Fig. 2. Optimization of the single-step SHERLOCK reaction.

a Background-subtracted fluorescence of Cas13-based detection with synthetic RNA, reverse transcriptase, and RPA primers (but no RPA enzymes) after 3 h. b Single-step SHERLOCK normalized fluorescence using various buffering conditions after 3 h. c Background-subtracted fluorescence of single-step SHERLOCK with synthetic RNA and variable RPA forward and reverse primer concentrations after 3 h. d Single-step SHERLOCK normalized fluorescence over time using two different fluorescent reporters (left) and two different reverse transcriptases (right). e Background-subtracted fluorescence of the original single-step and optimized single-step SHERLOCK with synthetic RNA after 1 h. Data from the 3-h timepoint from this experiment are shown in Fig. 1d. f Colorimetric detection of synthetic RNA input using optimized single-step SHERLOCK after 3 h. Max maximum test band intensity, 5698.4 a.u., Min minimum test band intensity, 104.4 a.u. g Optimized single-step SHERLOCK background-subtracted fluorescence using RNA extracted from patient samples after 1 h. h Concordance between SHERLOCK and RT-qPCR for 7 patient samples and 4 controls. For c, e, see “Methods” for details about normalized fluorescence calculations. For b, d, f, g, NTC non-template control. For a, c, center = mean for 2 technical replicates. For d–f, center = mean and error bars = s.d. for 3 technical replicates. For b, d, RNA input at 10⁴ cp/μL. For a–e, g, source data are provided as a Source data file.

Fig. 3. SARS-CoV-2 detection from unextracted samples using SHINE.

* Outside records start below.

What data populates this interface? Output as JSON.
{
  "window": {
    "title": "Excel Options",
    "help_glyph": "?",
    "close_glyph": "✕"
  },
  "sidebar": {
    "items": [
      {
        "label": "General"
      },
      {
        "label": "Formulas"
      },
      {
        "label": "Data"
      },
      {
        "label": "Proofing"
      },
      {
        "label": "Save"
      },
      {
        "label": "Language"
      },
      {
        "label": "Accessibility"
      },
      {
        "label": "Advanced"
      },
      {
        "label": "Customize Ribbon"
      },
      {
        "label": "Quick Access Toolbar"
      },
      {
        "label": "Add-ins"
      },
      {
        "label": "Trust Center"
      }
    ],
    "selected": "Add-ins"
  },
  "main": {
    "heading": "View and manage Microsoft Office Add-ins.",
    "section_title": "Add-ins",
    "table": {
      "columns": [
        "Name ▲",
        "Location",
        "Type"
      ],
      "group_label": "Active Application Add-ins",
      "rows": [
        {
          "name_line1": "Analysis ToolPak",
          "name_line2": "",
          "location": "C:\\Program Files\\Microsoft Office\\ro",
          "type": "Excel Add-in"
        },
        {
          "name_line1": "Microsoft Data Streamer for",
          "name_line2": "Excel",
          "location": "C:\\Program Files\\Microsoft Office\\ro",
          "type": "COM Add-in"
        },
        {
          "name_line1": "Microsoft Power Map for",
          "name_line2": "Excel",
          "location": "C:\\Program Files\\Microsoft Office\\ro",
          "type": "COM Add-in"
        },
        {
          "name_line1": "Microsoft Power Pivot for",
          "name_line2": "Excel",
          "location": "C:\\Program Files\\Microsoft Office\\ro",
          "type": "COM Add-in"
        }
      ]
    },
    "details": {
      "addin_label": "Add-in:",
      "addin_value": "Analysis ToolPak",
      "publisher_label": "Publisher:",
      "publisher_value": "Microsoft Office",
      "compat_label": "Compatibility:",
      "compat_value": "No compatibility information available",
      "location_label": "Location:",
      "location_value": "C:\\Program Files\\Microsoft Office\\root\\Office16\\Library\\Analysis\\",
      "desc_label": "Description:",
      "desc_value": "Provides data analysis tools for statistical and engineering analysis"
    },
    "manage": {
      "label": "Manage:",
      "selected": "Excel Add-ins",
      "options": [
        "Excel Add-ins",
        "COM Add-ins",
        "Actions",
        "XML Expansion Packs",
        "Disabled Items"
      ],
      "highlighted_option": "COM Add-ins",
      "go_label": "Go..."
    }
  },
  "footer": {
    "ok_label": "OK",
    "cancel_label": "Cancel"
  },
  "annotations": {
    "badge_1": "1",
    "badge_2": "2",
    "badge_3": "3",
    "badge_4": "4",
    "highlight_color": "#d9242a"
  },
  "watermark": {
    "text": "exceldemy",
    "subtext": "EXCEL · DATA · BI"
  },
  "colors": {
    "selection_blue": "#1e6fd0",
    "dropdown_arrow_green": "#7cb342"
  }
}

a Schematic of SHINE, which streamlines SARS-CoV-2 detection by using HUDSON to inactivate samples and single-step SHERLOCK to detect viral RNA with an in-tube fluorescent or colorimetric readout. Times suggested incubation times, C control line, T test line. b Measurement of RNase activity using RNaseAlert after 30 min at room temperature from treated or untreated universal viral transport medium (UTM), saliva, and phosphate-buffered saline (PBS). c SARS-CoV-2 RNA detection in UTM using SHINE with the in-tube fluorescence readout after 1 h. d SARS-CoV-2 RNA detection in saliva using SHINE with the in-tube fluorescence readout after 1 h. e Schematic of the companion smartphone application for quantitatively analyzing in-tube fluorescence and reporting binary outcomes of SARS-CoV-2 detection. f Colorimetric detection of SARS-CoV-2 RNA in unextracted patient NP swabs using SHINE after 1 h. g SARS-CoV-2 detection from 50 unextracted patient samples using SHINE and smartphone application quantification of in-tube fluorescence after 40 min. Threshold line plotted as mean readout value for controls plus 3 standard deviations. h Concordance table between SHINE and RT-qPCR for 50 patient samples. For b, center = mean for 2 technical replicates. For b, g, source data are provided as a Source data file.